Melville's millions can restore Dundee
Calum Melville has put his money where his mouth is at Dundee.
A lifelong Aberdeen fan, the multi-millionaire responded to the Dark Blues' newspaper advertisement for new investors and Dundee found themselves with a man of sufficient means to ensure that they have out-spent Rangers in the transfer market this season.
Melville, who is listed at being worth around £130m, has been a whirlwind of activity since walking through the doors of Dens Park.
Dundee, previously cash-strapped, snapped up top players from their First Division rivals, like Leigh Griffiths from Livingston and Gary Harkins from Partick Thistle, for a combined outlay of £250,000.
He has also has not been shy of offering opinions, noising up neighbours United, with claims that Dundee are the bigger of the two city sides.
That readiness to pontificate publicly has seen him take his first real flak this week, after telling BBC Scotland that Dundee would bid for former midfielder Scott Robertson, who left them to join up at Tannadice under freedom of contract in the summer of 2008.
The fuss will be a seven-day wonder, and will blow over, albeit with relations between the clubs currently as poor as I can remember.
The key question for Dundee fans though is this. Is Calum Melville the real deal?
Dundee were once the city's establishment club. In the 1950s they had the richest board of directors in the Scottish game.

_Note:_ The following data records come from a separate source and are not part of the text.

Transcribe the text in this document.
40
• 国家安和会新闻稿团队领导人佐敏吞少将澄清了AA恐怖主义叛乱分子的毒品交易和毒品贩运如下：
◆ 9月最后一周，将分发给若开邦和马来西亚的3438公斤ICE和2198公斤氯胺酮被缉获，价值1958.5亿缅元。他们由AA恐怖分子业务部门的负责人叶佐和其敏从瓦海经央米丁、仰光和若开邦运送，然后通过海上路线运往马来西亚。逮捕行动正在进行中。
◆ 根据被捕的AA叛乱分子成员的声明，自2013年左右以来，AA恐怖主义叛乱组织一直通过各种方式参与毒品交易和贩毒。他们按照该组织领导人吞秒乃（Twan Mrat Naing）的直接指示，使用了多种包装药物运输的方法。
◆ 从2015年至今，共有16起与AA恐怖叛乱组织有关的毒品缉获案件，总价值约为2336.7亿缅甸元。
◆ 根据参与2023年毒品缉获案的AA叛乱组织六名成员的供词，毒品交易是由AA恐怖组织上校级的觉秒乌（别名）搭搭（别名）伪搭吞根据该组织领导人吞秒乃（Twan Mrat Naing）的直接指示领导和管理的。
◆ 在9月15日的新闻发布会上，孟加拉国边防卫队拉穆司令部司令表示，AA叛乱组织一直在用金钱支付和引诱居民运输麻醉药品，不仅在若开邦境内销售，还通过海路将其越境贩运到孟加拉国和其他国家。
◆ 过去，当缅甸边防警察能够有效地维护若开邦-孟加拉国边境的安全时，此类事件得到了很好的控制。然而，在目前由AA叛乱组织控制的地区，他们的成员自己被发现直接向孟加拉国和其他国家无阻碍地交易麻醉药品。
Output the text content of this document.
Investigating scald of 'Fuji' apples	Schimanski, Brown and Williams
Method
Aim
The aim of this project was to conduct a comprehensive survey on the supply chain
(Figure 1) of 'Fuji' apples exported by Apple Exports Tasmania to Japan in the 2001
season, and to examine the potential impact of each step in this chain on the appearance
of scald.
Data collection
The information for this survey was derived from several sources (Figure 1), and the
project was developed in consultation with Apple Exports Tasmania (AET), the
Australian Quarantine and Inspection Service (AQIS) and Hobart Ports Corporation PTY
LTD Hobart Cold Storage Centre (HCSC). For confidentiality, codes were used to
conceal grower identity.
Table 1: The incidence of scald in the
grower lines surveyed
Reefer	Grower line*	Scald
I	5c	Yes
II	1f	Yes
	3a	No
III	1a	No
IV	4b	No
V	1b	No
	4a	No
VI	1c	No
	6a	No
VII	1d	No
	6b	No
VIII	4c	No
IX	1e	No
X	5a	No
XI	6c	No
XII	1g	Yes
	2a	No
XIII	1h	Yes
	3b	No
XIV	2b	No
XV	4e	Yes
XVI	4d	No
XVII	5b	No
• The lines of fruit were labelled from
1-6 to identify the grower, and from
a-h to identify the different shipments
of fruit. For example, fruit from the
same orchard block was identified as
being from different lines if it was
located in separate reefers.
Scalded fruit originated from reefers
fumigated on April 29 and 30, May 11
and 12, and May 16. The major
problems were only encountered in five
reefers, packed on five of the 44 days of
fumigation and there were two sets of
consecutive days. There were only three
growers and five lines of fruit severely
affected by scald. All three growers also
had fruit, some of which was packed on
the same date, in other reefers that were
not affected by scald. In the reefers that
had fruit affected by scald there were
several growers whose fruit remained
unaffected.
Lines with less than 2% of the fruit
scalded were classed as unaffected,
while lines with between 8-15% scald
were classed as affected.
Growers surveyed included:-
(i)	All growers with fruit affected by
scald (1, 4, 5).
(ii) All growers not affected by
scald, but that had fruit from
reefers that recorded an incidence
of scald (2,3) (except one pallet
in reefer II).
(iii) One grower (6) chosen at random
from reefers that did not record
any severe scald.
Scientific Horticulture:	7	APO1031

Since then, their fortunes have been like the Blackpool big dipper. A revolving door saw a succession of owners like Angus Cook, Ron Dixon and The Marr brothers, presiding over a roller coaster ride for the fans, ultimately ending with the club in administration.
Dundee fans, through the Dee for Life campaign, fought and organised with passion and stoic commitment to save their club, and now hope and believe they have a man with the ambition and drive, but most of all, the money, to restore their fortunes.
Melville, lives in Aberdeen. That insulates him from fans if things go badly, yet he also risks losing touch with the feelings of those supporters by not occupying the same day-to-day space.
For the moment, it is academic. Dundee are flying high - top of the First Division and attracting regular crowds of over 5,000.
For Melville and the long-suffering Dens faithful, life is good. Promotion to the SPL would make it infinitely better and bestow hero status on him as a Dark Blues legend.